Stretching three-holed spheres and the Margulis invariant

TL;DR

This paper demonstrates that infinitesimal deformations of a three-holed sphere that lengthen boundary components also lengthen all closed geodesics, using Lorentzian geometry and the Margulis invariant.

Contribution

It applies Lorentzian geometric methods to establish a new property of infinitesimal hyperbolic deformations of three-holed spheres.

Findings

Infinitesimal lengthening of boundary components implies lengthening of all closed geodesics.

The Margulis invariant interprets the derivative of geodesic length functions.

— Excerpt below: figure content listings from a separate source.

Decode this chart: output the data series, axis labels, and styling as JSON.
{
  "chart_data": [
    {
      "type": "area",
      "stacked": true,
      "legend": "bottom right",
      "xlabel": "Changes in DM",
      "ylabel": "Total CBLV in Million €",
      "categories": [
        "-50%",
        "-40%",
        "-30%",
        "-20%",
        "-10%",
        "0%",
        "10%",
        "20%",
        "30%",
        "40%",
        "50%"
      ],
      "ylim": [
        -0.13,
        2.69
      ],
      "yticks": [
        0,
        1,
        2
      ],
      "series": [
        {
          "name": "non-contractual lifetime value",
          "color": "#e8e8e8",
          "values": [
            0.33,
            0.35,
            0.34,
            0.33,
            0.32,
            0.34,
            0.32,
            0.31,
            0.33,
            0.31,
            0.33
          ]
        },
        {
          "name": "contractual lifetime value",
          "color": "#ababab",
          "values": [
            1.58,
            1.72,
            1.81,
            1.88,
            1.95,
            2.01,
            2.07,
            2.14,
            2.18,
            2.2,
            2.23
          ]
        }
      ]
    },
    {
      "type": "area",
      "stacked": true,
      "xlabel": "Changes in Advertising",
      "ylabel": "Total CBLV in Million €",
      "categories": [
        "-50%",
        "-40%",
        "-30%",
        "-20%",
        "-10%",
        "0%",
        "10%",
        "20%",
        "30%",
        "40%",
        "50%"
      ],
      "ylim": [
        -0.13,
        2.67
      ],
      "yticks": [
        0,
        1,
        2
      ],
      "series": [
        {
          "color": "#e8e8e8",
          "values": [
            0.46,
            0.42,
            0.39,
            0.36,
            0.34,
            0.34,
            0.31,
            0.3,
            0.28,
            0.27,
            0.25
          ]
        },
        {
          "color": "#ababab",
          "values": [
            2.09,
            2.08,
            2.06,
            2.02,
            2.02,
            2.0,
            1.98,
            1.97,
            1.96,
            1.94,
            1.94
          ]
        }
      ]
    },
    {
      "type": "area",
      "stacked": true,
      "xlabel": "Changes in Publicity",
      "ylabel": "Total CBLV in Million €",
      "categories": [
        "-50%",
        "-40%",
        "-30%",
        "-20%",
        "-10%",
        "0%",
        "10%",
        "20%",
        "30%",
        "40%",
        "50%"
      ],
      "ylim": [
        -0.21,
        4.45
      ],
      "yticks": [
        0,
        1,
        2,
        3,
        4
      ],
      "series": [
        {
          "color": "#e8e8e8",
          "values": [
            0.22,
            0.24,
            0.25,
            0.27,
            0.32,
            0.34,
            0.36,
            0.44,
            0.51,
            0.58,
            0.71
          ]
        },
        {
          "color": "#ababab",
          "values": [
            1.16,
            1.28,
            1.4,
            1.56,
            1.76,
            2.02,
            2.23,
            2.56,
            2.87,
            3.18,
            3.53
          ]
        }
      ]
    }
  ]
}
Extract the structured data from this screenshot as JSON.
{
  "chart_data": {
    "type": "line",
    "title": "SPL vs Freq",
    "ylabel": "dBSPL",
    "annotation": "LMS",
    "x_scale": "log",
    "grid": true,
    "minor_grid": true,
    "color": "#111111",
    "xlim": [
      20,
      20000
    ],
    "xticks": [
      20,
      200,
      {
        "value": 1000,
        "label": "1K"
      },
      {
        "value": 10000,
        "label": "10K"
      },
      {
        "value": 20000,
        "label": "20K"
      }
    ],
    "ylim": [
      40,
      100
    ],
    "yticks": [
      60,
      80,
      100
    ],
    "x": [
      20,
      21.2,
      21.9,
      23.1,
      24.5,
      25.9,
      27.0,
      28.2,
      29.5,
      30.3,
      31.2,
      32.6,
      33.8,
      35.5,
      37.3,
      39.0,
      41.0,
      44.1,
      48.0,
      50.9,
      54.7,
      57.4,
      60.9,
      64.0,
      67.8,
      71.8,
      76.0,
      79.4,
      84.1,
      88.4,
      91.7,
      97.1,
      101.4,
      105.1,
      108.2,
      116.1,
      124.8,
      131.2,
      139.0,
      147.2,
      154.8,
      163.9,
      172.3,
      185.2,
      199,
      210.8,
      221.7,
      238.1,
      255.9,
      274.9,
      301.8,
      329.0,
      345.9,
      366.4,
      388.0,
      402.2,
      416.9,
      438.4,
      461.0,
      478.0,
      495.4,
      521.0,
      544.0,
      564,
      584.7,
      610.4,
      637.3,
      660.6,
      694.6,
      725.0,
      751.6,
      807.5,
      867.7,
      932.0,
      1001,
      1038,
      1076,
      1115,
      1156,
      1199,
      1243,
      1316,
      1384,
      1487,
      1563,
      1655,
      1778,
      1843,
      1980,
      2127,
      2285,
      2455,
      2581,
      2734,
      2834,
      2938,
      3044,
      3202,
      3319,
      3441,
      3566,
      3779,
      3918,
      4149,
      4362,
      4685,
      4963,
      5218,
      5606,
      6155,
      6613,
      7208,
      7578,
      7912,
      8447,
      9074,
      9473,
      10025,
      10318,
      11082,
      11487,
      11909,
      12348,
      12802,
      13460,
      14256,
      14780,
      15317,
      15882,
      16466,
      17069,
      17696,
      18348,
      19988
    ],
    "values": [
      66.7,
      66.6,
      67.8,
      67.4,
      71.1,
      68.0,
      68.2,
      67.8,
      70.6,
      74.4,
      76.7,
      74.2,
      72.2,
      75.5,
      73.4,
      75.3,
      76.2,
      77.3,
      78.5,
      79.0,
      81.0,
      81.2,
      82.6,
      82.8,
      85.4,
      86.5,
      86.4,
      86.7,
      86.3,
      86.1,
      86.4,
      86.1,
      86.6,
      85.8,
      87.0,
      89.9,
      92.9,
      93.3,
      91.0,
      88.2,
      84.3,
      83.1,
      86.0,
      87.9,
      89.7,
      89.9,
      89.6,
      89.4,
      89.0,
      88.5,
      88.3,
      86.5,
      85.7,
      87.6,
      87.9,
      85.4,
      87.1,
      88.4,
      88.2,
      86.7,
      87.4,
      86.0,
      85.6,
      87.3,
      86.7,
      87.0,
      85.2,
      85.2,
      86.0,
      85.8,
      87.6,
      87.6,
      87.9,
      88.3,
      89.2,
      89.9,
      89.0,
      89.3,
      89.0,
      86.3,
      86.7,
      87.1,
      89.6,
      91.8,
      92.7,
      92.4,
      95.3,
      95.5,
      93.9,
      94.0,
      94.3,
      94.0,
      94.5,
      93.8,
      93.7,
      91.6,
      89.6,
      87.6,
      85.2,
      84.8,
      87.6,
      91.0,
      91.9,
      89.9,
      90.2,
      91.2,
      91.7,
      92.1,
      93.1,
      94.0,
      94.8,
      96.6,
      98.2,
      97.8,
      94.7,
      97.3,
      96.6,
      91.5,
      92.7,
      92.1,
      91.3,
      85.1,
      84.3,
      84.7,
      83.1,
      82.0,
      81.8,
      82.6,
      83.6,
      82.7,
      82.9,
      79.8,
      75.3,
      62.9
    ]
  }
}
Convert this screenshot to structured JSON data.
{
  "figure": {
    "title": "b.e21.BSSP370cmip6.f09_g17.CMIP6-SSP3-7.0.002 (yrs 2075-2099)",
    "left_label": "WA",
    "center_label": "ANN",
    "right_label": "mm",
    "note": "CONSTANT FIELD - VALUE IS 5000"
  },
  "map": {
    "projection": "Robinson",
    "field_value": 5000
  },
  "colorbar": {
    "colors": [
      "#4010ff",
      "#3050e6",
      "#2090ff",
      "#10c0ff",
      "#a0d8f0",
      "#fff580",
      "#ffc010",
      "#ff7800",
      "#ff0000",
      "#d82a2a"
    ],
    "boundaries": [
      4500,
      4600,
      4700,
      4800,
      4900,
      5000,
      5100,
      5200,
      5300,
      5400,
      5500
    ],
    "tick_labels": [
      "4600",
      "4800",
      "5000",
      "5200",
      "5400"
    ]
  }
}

Properness of affine deformation follows from the lengthening property.

Abstract

This paper applies the authors' forthcoming work, "Affine deformations of a three-holed sphere" in Lorentzian geometry to prove a result in hyperbolic geometry. Namely, an infinitesimal deformation of a hyperbolic structure of a three-holed sphere which infinitesimally lengthens the three boundary components infinitesimally lengthens every closed geodesic. The proof interprets the derivative of the geodesic length function as the Margulis invariant (signed marked Lorentzian length spectrum) of the corresponding affine deformation. The aforementioned results imply that the affine deformation is proper, and hence by Margulis's Opposite Sign Lemma, every closed geodesic infinitesimmaly lengthens.